WASHINGTON (11/2/15)--Personal spending climbed 0.1% in September, a deceleration compared with August’s 4% increase, according to numbers released Friday by the Bureau of Economic Analysis (Economy.com Oct. 30).
A slowdown in disposable income growth drove the step back, falling to 0.1% growth after 0.4% the previous month. Furthermore, real disposable income growth slipped to 0.2% in September after climbing 0.4% the prior month.
The overall performance was the weakest since March.
“Private sector wages and salaries weighed the most on personal income growth last month,” said Bernard Yaros, Moody’s analyst (Economy.com). “The September jobs report had already telegraphed that nominal wages would be a considerable drag.”

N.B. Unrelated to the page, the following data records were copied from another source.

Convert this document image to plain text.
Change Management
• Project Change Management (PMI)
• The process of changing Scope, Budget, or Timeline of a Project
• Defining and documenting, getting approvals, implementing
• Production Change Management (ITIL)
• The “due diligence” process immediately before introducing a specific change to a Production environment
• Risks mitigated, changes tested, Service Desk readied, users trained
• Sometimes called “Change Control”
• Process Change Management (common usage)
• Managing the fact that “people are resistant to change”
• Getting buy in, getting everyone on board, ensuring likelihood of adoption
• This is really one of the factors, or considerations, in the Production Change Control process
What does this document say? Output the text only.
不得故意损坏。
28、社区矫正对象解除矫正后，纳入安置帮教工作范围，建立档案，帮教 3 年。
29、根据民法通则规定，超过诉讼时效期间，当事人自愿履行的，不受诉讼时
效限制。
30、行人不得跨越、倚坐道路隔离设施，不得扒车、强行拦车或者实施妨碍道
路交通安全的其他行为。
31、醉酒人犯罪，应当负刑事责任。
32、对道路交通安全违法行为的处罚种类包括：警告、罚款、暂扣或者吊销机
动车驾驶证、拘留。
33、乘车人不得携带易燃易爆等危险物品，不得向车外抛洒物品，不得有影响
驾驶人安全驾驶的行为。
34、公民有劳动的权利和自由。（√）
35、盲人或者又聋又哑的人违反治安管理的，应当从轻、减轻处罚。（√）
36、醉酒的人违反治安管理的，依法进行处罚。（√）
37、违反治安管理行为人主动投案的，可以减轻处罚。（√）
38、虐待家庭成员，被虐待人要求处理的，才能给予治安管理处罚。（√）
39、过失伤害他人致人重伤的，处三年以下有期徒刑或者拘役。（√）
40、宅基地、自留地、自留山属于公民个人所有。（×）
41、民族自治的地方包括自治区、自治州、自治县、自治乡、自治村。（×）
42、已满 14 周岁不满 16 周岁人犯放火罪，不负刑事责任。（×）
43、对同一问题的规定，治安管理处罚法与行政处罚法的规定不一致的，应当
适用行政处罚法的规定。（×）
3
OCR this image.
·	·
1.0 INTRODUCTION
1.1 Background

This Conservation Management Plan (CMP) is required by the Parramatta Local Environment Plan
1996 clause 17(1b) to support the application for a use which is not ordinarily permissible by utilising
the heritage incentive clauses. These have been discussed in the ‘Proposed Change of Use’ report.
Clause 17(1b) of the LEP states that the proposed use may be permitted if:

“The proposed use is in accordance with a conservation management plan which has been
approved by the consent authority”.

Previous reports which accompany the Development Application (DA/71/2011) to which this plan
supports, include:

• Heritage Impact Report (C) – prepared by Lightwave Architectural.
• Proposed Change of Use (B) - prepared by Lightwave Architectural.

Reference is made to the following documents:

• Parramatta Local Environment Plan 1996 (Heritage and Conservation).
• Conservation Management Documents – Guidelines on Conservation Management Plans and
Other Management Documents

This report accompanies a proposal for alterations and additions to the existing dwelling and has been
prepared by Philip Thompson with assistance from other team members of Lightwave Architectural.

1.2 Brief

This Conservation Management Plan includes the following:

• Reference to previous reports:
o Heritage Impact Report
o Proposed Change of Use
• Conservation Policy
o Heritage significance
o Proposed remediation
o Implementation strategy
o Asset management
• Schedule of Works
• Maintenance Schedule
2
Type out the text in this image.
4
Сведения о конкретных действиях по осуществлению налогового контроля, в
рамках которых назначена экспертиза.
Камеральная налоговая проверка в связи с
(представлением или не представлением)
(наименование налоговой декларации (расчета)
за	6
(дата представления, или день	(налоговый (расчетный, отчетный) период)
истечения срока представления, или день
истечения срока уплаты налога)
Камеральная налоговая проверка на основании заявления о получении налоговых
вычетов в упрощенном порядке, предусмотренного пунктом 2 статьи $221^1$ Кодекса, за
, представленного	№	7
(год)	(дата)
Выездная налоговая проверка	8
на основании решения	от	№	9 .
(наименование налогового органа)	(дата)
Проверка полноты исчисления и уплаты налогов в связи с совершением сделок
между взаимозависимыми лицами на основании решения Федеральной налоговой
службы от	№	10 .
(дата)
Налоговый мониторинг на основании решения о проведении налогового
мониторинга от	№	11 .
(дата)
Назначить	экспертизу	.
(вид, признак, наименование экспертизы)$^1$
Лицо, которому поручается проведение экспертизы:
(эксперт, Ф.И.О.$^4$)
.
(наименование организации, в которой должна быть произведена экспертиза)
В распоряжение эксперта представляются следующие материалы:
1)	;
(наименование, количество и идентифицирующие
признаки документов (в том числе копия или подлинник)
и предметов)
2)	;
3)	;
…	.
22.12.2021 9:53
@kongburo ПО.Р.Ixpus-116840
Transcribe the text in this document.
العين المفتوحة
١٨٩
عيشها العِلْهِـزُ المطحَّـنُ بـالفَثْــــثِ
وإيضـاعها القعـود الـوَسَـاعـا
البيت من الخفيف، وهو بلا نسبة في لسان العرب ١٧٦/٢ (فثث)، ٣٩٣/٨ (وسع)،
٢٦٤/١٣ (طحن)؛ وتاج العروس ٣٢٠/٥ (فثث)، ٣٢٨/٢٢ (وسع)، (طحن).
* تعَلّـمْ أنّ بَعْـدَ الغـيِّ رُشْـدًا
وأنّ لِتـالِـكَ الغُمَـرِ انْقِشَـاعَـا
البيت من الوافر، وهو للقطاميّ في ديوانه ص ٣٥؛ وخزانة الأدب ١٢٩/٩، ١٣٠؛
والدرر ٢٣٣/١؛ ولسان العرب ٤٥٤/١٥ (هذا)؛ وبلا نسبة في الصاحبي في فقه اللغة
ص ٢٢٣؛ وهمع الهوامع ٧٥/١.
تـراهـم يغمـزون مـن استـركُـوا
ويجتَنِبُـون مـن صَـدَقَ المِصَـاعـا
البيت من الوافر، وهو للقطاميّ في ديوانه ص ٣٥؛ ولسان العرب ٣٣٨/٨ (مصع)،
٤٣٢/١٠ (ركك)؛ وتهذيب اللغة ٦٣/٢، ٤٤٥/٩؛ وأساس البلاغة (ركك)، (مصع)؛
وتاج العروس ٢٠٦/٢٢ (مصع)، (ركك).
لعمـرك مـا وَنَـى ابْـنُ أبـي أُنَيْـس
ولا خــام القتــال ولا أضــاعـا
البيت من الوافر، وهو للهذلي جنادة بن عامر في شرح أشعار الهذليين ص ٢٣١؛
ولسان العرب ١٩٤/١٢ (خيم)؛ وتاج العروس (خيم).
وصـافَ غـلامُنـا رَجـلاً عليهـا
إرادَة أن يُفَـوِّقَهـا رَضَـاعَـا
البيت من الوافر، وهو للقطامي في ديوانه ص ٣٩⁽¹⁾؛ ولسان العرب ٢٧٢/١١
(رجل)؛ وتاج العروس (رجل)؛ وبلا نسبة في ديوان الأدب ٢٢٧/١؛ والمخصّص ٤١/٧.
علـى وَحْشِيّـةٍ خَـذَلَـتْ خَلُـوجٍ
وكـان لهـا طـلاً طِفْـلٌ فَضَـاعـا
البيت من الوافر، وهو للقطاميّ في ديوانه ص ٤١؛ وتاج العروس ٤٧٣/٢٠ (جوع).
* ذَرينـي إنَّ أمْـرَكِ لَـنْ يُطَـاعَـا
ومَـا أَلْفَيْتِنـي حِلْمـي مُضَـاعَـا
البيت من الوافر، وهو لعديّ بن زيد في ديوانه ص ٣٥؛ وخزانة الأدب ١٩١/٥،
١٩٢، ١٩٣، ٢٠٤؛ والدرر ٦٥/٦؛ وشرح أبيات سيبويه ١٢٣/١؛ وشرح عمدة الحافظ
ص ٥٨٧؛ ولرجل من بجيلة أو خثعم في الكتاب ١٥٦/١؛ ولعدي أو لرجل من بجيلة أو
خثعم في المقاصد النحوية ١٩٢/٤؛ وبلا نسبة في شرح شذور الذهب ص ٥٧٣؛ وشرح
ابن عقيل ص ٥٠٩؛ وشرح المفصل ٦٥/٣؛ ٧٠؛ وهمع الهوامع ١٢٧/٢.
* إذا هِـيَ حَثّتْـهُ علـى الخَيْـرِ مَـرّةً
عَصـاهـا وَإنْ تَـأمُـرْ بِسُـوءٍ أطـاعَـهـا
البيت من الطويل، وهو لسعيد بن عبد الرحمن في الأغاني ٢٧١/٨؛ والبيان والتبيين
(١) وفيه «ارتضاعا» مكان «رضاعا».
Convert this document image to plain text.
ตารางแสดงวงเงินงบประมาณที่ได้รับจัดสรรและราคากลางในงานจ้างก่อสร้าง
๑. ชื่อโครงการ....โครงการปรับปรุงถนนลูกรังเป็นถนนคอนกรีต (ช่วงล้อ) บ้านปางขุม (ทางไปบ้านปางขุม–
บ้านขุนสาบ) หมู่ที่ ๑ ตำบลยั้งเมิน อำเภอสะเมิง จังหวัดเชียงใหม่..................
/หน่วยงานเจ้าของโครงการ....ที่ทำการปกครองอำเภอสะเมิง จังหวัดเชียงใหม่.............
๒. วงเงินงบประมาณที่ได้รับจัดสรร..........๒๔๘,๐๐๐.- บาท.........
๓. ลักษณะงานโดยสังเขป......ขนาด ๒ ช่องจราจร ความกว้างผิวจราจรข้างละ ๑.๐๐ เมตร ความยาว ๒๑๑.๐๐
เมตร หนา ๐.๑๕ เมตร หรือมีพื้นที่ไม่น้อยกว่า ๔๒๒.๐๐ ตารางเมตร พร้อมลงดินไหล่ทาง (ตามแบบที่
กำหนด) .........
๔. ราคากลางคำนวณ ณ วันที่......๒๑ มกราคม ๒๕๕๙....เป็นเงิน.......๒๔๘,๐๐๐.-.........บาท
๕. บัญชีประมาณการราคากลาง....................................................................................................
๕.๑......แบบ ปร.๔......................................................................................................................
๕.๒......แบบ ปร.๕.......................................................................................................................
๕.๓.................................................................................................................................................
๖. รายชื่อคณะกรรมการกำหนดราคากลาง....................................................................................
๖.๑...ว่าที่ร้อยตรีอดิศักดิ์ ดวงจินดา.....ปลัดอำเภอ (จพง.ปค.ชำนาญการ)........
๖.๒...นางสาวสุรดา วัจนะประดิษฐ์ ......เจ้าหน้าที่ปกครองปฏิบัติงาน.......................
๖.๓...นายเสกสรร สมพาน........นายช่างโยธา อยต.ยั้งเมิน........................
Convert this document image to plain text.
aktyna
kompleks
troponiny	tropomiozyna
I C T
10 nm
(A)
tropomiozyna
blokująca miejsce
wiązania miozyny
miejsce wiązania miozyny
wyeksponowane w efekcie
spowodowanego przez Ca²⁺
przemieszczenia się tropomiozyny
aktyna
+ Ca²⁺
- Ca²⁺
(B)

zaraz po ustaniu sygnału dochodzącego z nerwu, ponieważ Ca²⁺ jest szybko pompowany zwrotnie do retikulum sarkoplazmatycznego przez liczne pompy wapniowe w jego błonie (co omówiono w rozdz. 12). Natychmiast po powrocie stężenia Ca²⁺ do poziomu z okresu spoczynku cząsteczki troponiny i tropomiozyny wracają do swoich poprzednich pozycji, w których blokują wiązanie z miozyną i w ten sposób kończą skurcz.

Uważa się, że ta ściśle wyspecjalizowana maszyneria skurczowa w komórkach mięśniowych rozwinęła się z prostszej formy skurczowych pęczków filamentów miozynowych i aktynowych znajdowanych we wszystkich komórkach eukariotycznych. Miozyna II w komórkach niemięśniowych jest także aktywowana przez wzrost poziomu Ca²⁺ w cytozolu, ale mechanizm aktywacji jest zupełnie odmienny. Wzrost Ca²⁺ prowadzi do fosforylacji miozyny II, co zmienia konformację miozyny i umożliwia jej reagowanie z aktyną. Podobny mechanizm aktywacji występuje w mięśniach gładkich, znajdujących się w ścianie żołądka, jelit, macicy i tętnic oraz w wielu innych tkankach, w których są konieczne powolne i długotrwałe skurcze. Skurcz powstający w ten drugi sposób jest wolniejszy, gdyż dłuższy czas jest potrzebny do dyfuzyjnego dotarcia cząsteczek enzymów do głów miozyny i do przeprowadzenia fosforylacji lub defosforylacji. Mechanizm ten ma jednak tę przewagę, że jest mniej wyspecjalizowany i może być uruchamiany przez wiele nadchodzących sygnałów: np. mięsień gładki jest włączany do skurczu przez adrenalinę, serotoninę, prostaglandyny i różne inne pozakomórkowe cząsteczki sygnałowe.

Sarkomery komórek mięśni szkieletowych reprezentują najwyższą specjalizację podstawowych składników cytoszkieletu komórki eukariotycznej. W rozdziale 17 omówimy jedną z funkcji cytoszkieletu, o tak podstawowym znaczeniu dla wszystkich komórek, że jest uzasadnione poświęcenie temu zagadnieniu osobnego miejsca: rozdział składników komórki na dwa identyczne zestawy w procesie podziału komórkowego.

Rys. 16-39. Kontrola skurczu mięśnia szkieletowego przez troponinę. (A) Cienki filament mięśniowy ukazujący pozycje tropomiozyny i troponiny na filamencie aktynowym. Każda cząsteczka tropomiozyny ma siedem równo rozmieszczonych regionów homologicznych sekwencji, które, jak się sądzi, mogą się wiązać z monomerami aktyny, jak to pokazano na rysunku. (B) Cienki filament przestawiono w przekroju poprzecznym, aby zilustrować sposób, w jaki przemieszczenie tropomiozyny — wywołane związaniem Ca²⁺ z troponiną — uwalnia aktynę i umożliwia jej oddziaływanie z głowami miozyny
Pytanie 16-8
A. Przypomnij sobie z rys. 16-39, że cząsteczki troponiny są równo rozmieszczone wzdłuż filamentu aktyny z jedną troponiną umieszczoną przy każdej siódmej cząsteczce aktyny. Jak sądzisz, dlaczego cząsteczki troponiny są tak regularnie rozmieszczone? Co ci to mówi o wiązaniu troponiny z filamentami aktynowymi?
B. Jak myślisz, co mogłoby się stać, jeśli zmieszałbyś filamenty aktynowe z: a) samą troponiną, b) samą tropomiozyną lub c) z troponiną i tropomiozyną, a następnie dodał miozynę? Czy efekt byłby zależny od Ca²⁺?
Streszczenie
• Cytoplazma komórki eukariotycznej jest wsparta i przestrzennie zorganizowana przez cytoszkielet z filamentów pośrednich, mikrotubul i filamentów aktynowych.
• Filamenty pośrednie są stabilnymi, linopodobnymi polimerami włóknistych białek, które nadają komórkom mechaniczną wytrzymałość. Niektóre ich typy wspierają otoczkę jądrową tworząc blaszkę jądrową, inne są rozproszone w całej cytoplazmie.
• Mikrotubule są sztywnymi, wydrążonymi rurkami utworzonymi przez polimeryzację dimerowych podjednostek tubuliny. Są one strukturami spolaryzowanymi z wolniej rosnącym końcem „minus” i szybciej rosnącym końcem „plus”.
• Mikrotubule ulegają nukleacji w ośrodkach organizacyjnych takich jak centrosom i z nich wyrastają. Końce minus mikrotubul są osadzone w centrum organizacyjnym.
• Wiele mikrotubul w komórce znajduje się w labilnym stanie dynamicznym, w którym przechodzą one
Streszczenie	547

Yaros added that September’s labor income proxy--the product of average hourly earnings and hours worked for all private workers--dropped 0.2%, with hours worked fueling the declines. Hourly earnings were largely unchanged.
After plummeting nearly 5 points in September, meanwhile, consumer sentiment as tracked by the University of Michigan’s monthly consumer sentiment survey rebounded in October by 2.8 points.
The current economic conditions component stepped higher by 1.1 points for the month, though it fell fall short of initial projections for October’s final number.
“Confidence in the labor market has been shaken after a few months of weak job gains,” said Jeremy Cohn, Moody’s analyst (Economy.com). “Lousy wage growth has held back the sense of recovery that consumers have been looking for.”
Still, consumer expectations climbed 3.9 points in October.